Panicking, I begin practicing in my head what I would say if they begin to worry about how much I know. "You're secret's safe with me." Nah, that wouldn't work. "I promise I won't tell anyone." Shit, I'd shoot me if I said that. "Yo, I ain't no snitch."
As I'm reciting my "I ain't no snitch" mantra in my head, the two guys come back over to the bench and sit down again. But from where they are sitting, they can't see what the cops are doing.
Leader One: Can you see where that cop went?
Scooter: No can you?
Leader One: Shit man, no.
Me: I'll be your eyes. What do you wanna know?
"I'll be your eyes." What a fuckin' asshole.
Asshole or not, Leader One thought this was a great idea, and I began giving a play by play of what was going on. "They're emptying the trunk." "They're going through the backseat again." Shit like that.
Leader One then takes this opportunity to make a phone call. Scooter is still very fidgety. I continue surveying the search.
Leader One (on the phone): Yo. Yeah, we're still here. We're waiting for the train. Should be here shortly. How do I know? This guy here told me. What? No, he's cool.
Shit. I'm cool. But that doesn't mean anything. This guy on the phone might be delivering the orders to rub me out. But wait... I can play dumb. I don't really know where they hid their shit.
Leader One: No, it's not in the jeep. Cause I went and got it. We put it in the trash can here.
Thanks. Now I do know.
The cops, finished their search, then began talking amongst each other. Occasionally looking over in our direction. Leader One informed the man on the phone that the cops knew they were there, and that they knew that the two of them knew they knew. The head cop headed back to his car where the driver was still cuffed in the back seat. He got in and drove off.
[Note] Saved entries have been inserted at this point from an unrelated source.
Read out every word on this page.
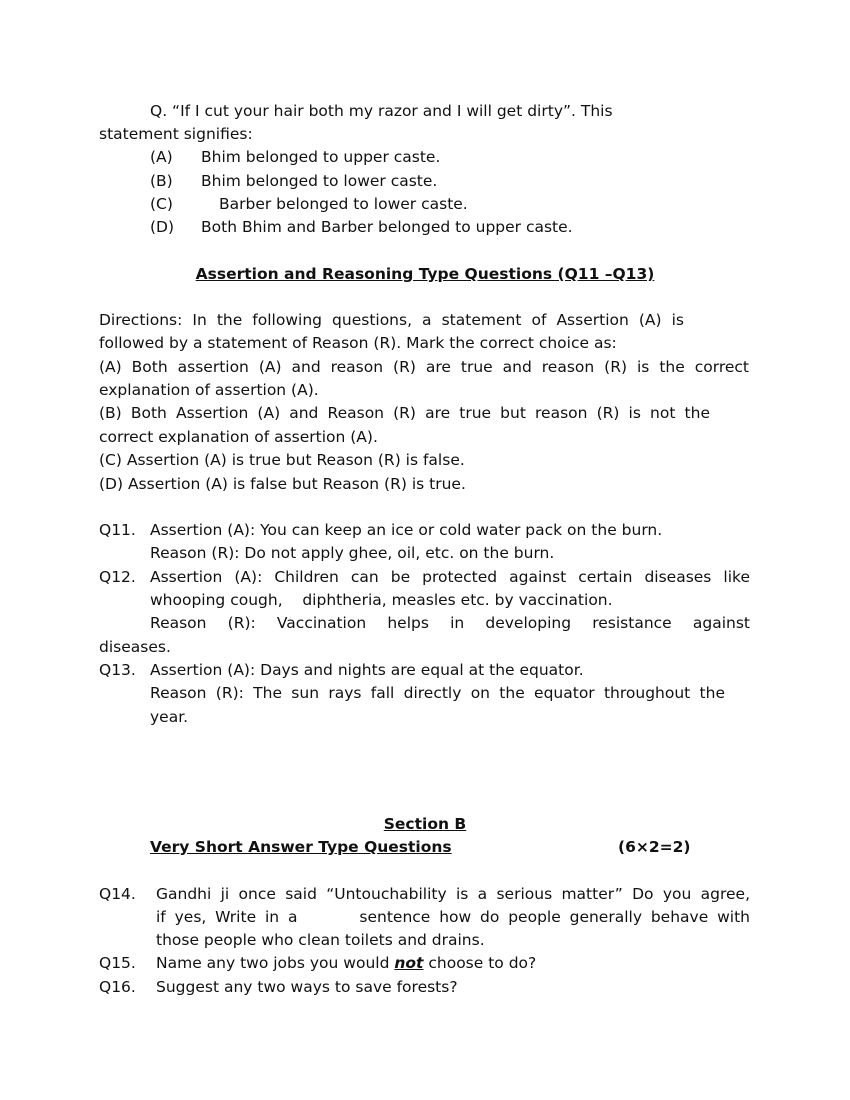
Q. “If I cut your hair both my razor and I will get dirty”. This
statement signifies:
(A) Bhim belonged to upper caste.
(B) Bhim belonged to lower caste.
(C)	Barber belonged to lower caste.
(D) Both Bhim and Barber belonged to upper caste.
Assertion and Reasoning Type Questions (Q11 –Q13)
Directions: In the following questions, a statement of Assertion (A) is
followed by a statement of Reason (R). Mark the correct choice as:
(A) Both assertion (A) and reason (R) are true and reason (R) is the correct
explanation of assertion (A).
(B) Both Assertion (A) and Reason (R) are true but reason (R) is not the
correct explanation of assertion (A).
(C) Assertion (A) is true but Reason (R) is false.
(D) Assertion (A) is false but Reason (R) is true.
Q11. Assertion (A): You can keep an ice or cold water pack on the burn.
Reason (R): Do not apply ghee, oil, etc. on the burn.
Q12. Assertion (A): Children can be protected against certain diseases like
whooping cough,    diphtheria, measles etc. by vaccination.
Reason (R): Vaccination helps in developing resistance against
diseases.
Q13. Assertion (A): Days and nights are equal at the equator.
Reason (R): The sun rays fall directly on the equator throughout the
year.
Section B
Very Short Answer Type Questions	(6×2=2)
Q14. Gandhi ji once said “Untouchability is a serious matter” Do you agree,
if yes, Write in a       sentence how do people generally behave with
those people who clean toilets and drains.
Q15. Name any two jobs you would not choose to do?
Q16. Suggest any two ways to save forests?
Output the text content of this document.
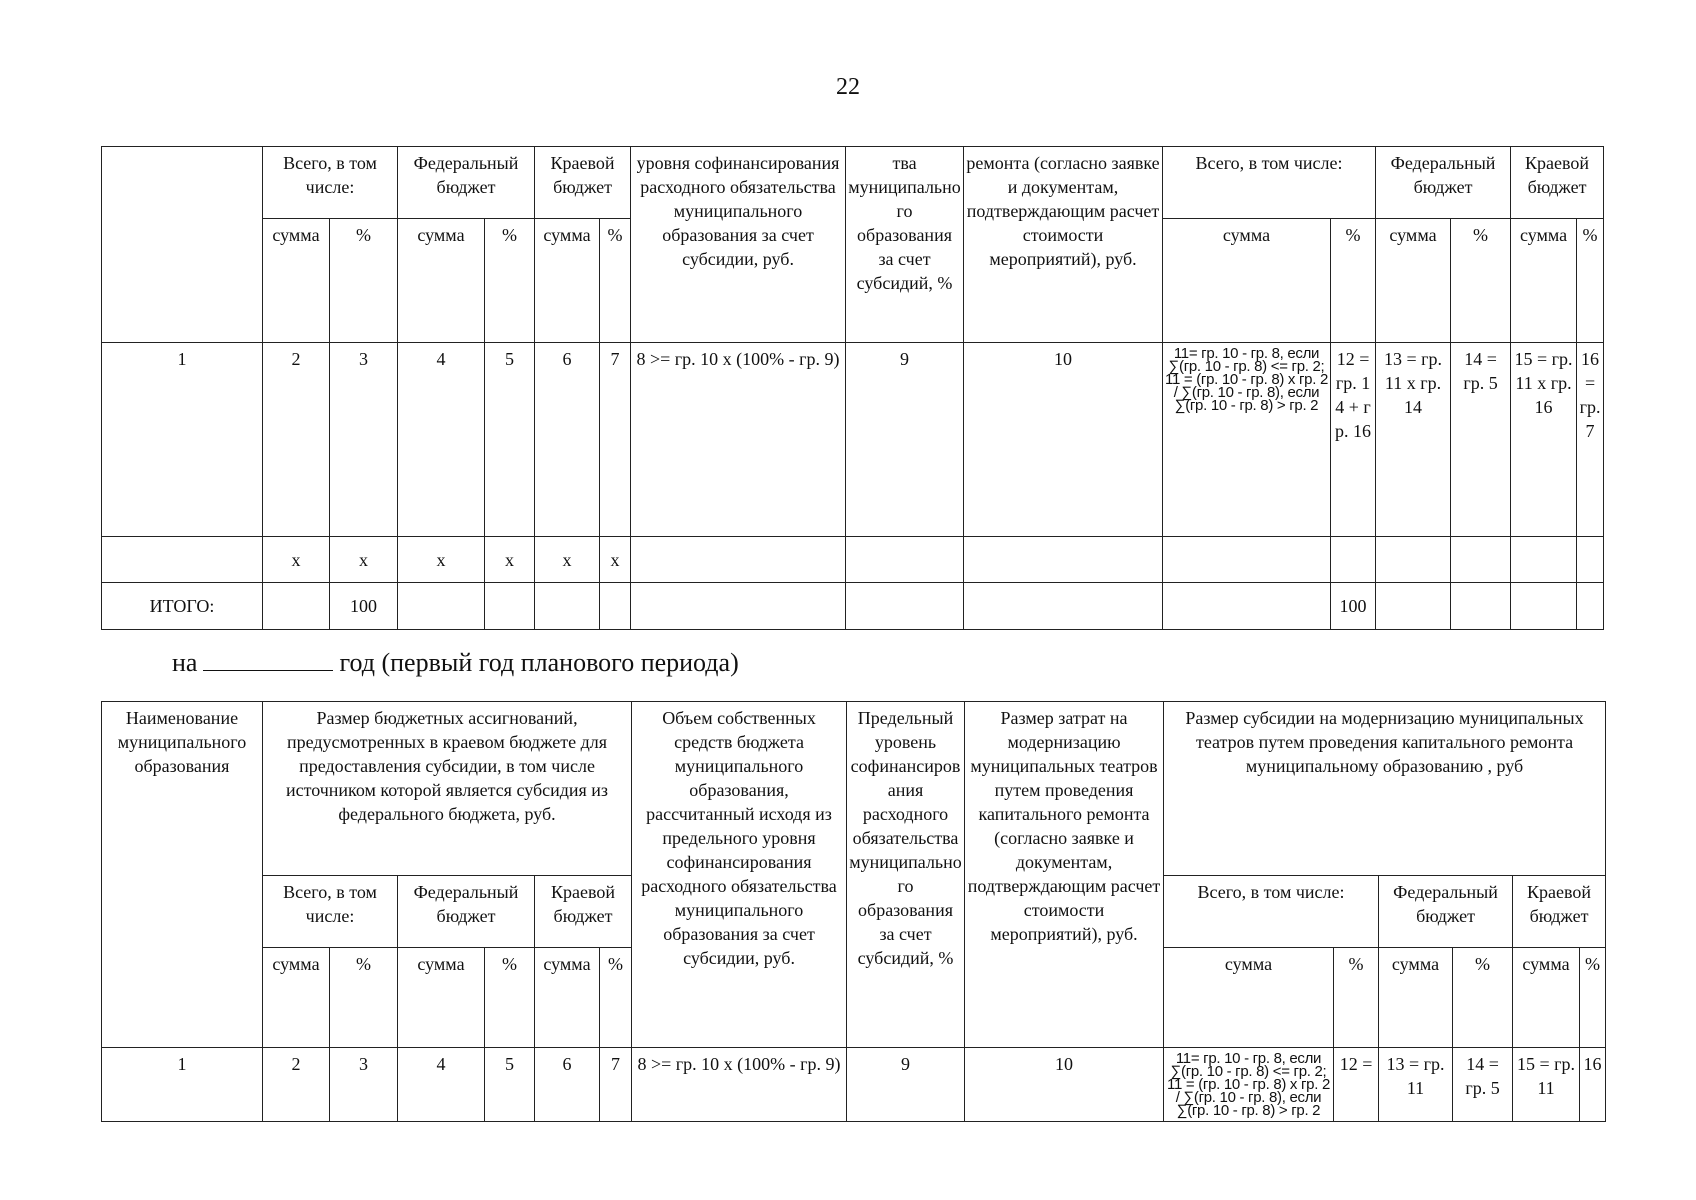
22
	Всего, в том числе:		Федеральный бюджет		Краевой бюджет		уровня софинансирования расходного обязательства муниципального образования за счет субсидии, руб.	тва муниципального образования за счет субсидий, %	ремонта (согласно заявке и документам, подтверждающим расчет стоимости мероприятий), руб.	Всего, в том числе:		Федеральный бюджет		Краевой бюджет	
	сумма	%	сумма	%	сумма	%				сумма	%	сумма	%	сумма	%
1	2	3	4	5	6	7	8 >= гр. 10 х (100% - гр. 9)	9	10	11= гр. 10 - гр. 8, если ∑(гр. 10 - гр. 8) <= гр. 2; 11 = (гр. 10 - гр. 8) х гр. 2 / ∑(гр. 10 - гр. 8), если ∑(гр. 10 - гр. 8) > гр. 2	12 = гр. 14 + гр. 16	13 = гр. 11 х гр. 14	14 = гр. 5	15 = гр. 11 х гр. 16	16 = гр. 7
	x	x	x	x	x	x									
ИТОГО:		100									100				
на	год (первый год планового периода)
Наименование муниципального образования	Размер бюджетных ассигнований, предусмотренных в краевом бюджете для предоставления субсидии, в том числе источником которой является субсидия из федерального бюджета, руб.						Объем собственных средств бюджета муниципального образования, рассчитанный исходя из предельного уровня софинансирования расходного обязательства муниципального образования за счет субсидии, руб.	Предельный уровень софинансирования расходного обязательства муниципального образования за счет субсидий, %	Размер затрат на модернизацию муниципальных театров путем проведения капитального ремонта (согласно заявке и документам, подтверждающим расчет стоимости мероприятий), руб.	Размер субсидии на модернизацию муниципальных театров путем проведения капитального ремонта муниципальному образованию , руб					
	Всего, в том числе:		Федеральный бюджет		Краевой бюджет					Всего, в том числе:		Федеральный бюджет		Краевой бюджет	
	сумма	%	сумма	%	сумма	%				сумма	%	сумма	%	сумма	%
1	2	3	4	5	6	7	8 >= гр. 10 х (100% - гр. 9)	9	10	11= гр. 10 - гр. 8, если ∑(гр. 10 - гр. 8) <= гр. 2; 11 = (гр. 10 - гр. 8) х гр. 2 / ∑(гр. 10 - гр. 8), если ∑(гр. 10 - гр. 8) > гр. 2	12 =	13 = гр. 11	14 = гр. 5	15 = гр. 11	16
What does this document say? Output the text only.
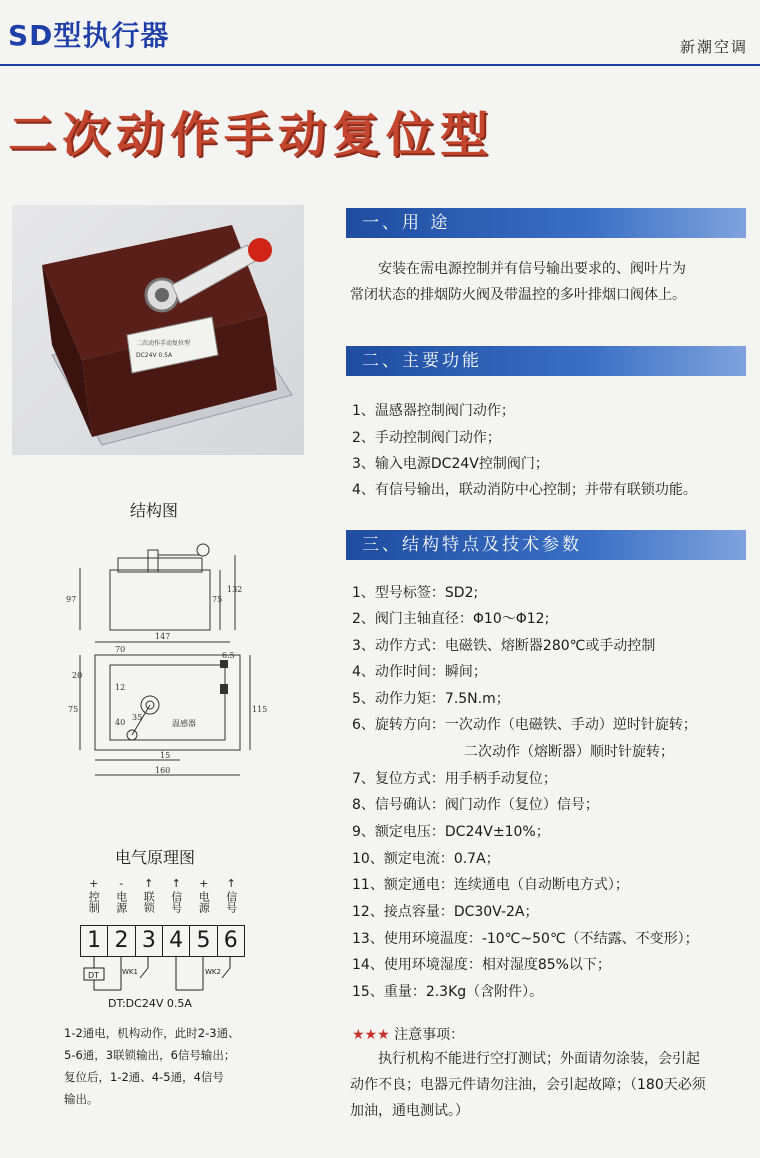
SD型执行器	新潮空调
二次动作手动复位型
二次动作手动复位型
DC24V 0.5A
结构图
97	75
132
147
70
6.5
20
75
12
40
35
115
15
160
温感器
电气原理图
+
控制
-
电源
↑
联锁
↑
信号
+
电源
↑
信号
1 2 3 4 5 6
DT	WK1	WK2
DT:DC24V 0.5A
1-2通电，机构动作，此时2-3通、
5-6通，3联锁输出，6信号输出；
复位后，1-2通、4-5通，4信号
输出。
一、用 途
安装在需电源控制并有信号输出要求的、阀叶片为
常闭状态的排烟防火阀及带温控的多叶排烟口阀体上。
二、主要功能
1、温感器控制阀门动作；
2、手动控制阀门动作；
3、输入电源DC24V控制阀门；
4、有信号输出，联动消防中心控制；并带有联锁功能。
三、结构特点及技术参数
1、型号标签：SD2;
2、阀门主轴直径：Φ10～Φ12;
3、动作方式：电磁铁、熔断器280℃或手动控制
4、动作时间：瞬间；
5、动作力矩：7.5N.m；
6、旋转方向：一次动作（电磁铁、手动）逆时针旋转；
二次动作（熔断器）顺时针旋转；
7、复位方式：用手柄手动复位；
8、信号确认：阀门动作（复位）信号；
9、额定电压：DC24V±10%；
10、额定电流：0.7A；
11、额定通电：连续通电（自动断电方式）；
12、接点容量：DC30V-2A；
13、使用环境温度：-10℃~50℃（不结露、不变形）；
14、使用环境湿度：相对湿度85%以下；
15、重量：2.3Kg（含附件）。
★★★ 注意事项：
执行机构不能进行空打测试；外面请勿涂装，会引起
动作不良；电器元件请勿注油，会引起故障；（180天必须
加油，通电测试。）
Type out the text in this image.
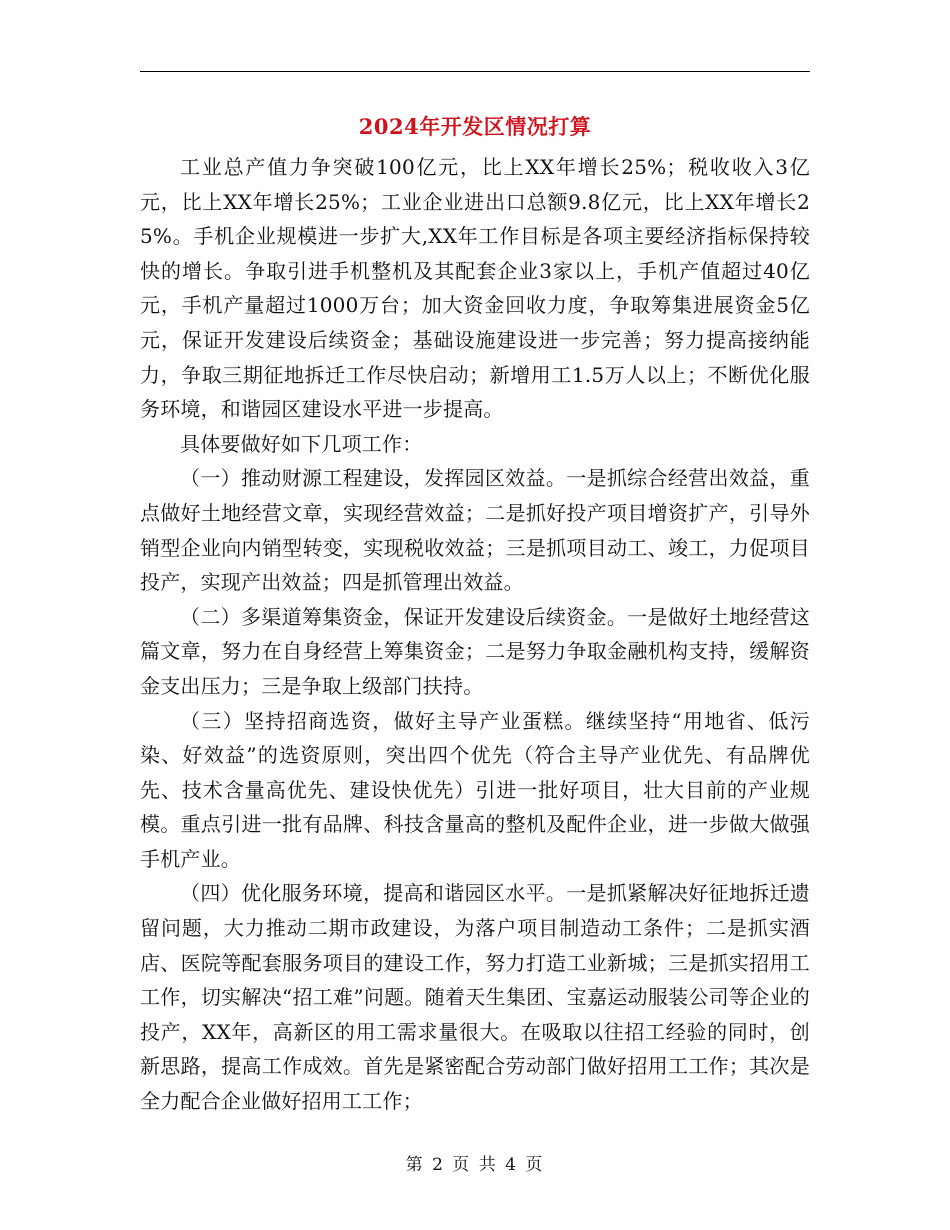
2024年开发区情况打算

工业总产值力争突破100亿元，比上XX年增长25%；税收收入3亿元，比上XX年增长25%；工业企业进出口总额9.8亿元，比上XX年增长25%。手机企业规模进一步扩大,XX年工作目标是各项主要经济指标保持较快的增长。争取引进手机整机及其配套企业3家以上，手机产值超过40亿元，手机产量超过1000万台；加大资金回收力度，争取筹集进展资金5亿元，保证开发建设后续资金；基础设施建设进一步完善；努力提高接纳能力，争取三期征地拆迁工作尽快启动；新增用工1.5万人以上；不断优化服务环境，和谐园区建设水平进一步提高。

具体要做好如下几项工作：

（一）推动财源工程建设，发挥园区效益。一是抓综合经营出效益，重点做好土地经营文章，实现经营效益；二是抓好投产项目增资扩产，引导外销型企业向内销型转变，实现税收效益；三是抓项目动工、竣工，力促项目投产，实现产出效益；四是抓管理出效益。

（二）多渠道筹集资金，保证开发建设后续资金。一是做好土地经营这篇文章，努力在自身经营上筹集资金；二是努力争取金融机构支持，缓解资金支出压力；三是争取上级部门扶持。

（三）坚持招商选资，做好主导产业蛋糕。继续坚持“用地省、低污染、好效益”的选资原则，突出四个优先（符合主导产业优先、有品牌优先、技术含量高优先、建设快优先）引进一批好项目，壮大目前的产业规模。重点引进一批有品牌、科技含量高的整机及配件企业，进一步做大做强手机产业。

（四）优化服务环境，提高和谐园区水平。一是抓紧解决好征地拆迁遗留问题，大力推动二期市政建设，为落户项目制造动工条件；二是抓实酒店、医院等配套服务项目的建设工作，努力打造工业新城；三是抓实招用工工作，切实解决“招工难”问题。随着天生集团、宝嘉运动服装公司等企业的投产，XX年，高新区的用工需求量很大。在吸取以往招工经验的同时，创新思路，提高工作成效。首先是紧密配合劳动部门做好招用工工作；其次是全力配合企业做好招用工工作；

第 2 页 共 4 页
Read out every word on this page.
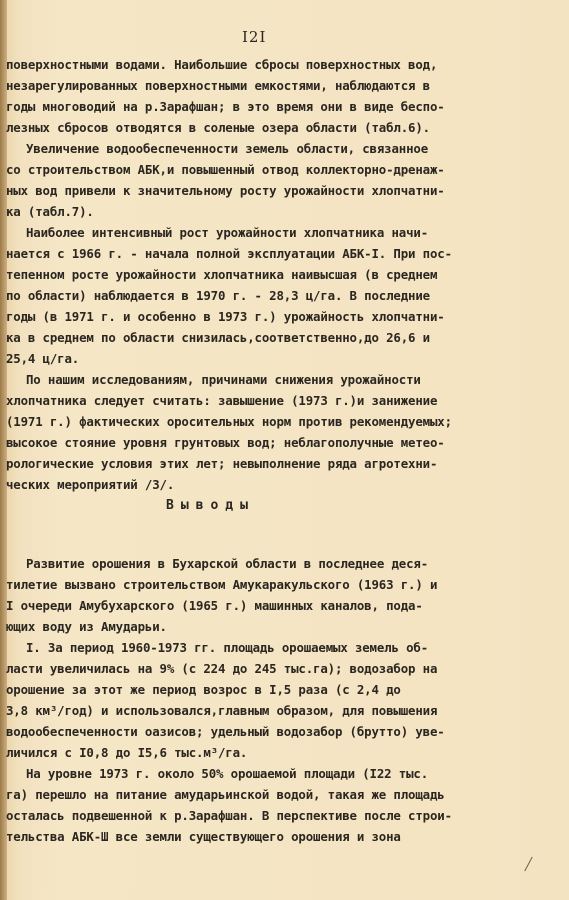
I2I
поверхностными водами. Наибольшие сбросы поверхностных вод,
незарегулированных поверхностными емкостями, наблюдаются в
годы многоводий на р.Зарафшан; в это время они в виде беспо-
лезных сбросов отводятся в соленые озера области (табл.6).
Увеличение водообеспеченности земель области, связанное
со строительством АБК,и повышенный отвод коллекторно-дренаж-
ных вод привели к значительному росту урожайности хлопчатни-
ка (табл.7).
Наиболее интенсивный рост урожайности хлопчатника начи-
нается с 1966 г. - начала полной эксплуатации АБК-I. При пос-
тепенном росте урожайности хлопчатника наивысшая (в среднем
по области) наблюдается в 1970 г. - 28,3 ц/га. В последние
годы (в 1971 г. и особенно в 1973 г.) урожайность хлопчатни-
ка в среднем по области снизилась,соответственно,до 26,6 и
25,4 ц/га.
По нашим исследованиям, причинами снижения урожайности
хлопчатника следует считать: завышение (1973 г.)и занижение
(1971 г.) фактических оросительных норм против рекомендуемых;
высокое стояние уровня грунтовых вод; неблагополучные метео-
рологические условия этих лет; невыполнение ряда агротехни-
ческих мероприятий /3/.
Выводы
Развитие орошения в Бухарской области в последнее деся-
тилетие вызвано строительством Амукаракульского (1963 г.) и
I очереди Амубухарского (1965 г.) машинных каналов, пода-
ющих воду из Амударьи.
I. За период 1960-1973 гг. площадь орошаемых земель об-
ласти увеличилась на 9% (с 224 до 245 тыс.га); водозабор на
орошение за этот же период возрос в I,5 раза (с 2,4 до
3,8 км³/год) и использовался,главным образом, для повышения
водообеспеченности оазисов; удельный водозабор (брутто) уве-
личился с I0,8 до I5,6 тыс.м³/га.
На уровне 1973 г. около 50% орошаемой площади (I22 тыс.
га) перешло на питание амударьинской водой, такая же площадь
осталась подвешенной к р.Зарафшан. В перспективе после строи-
тельства АБК-Ш все земли существующего орошения и зона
The other two cops kept looking over at my two buddies. Scooter, now a nervous wreck, walked over and took a seat on a different bench. Leader One finished up his phone conversation and walked over to join his friend. Then... the two remaining cops began approaching the station. The two guys were out of my site, but my guess is, they tried walking away, because the one cop yelled "Hey, stop right there!" The head cop came whipping up in his car from behind and the other two cops joined him.
It was that second I heard the train arriving. I boarded and looked out the window as I saw Scooter and Leader One being cuffed and thrown in the back of a cop car.
End of story. Or so I thought.
Later on that night, I'm telling this story to a friend of mine who got wide eyed when I mentioned that these guys sat on either side of me when they first sat down. I asked him what was up, but he told me to finish my story. When I was done telling him, he told a story about how two nights before, at a few stops up on the same train I rode, some guy was sitting on a bench waiting for his train. Two guys approached and sat on either side. They jumped the guy and a third man took his wallet and ran to an ATM with the guy's mac card.
While the third guy tried withdrawling whatever he could from this man's account, the other two walked him down the train tracks at gunpoint. Luckily for this guy, a train came and the two attackers fled, leaving him on the side of the tracks.
At this point, I thought about the very last thing I had to return to my house for. The one thing that I was 43 seconds late for, causing me to miss my train. It was a capo for my guitar. Had I been mugged, beaten, arrested or killed in that situation with Scooter and Leader One... it would have been because of a $14 guitar accessory.
Little things in life can change everything. Believe that.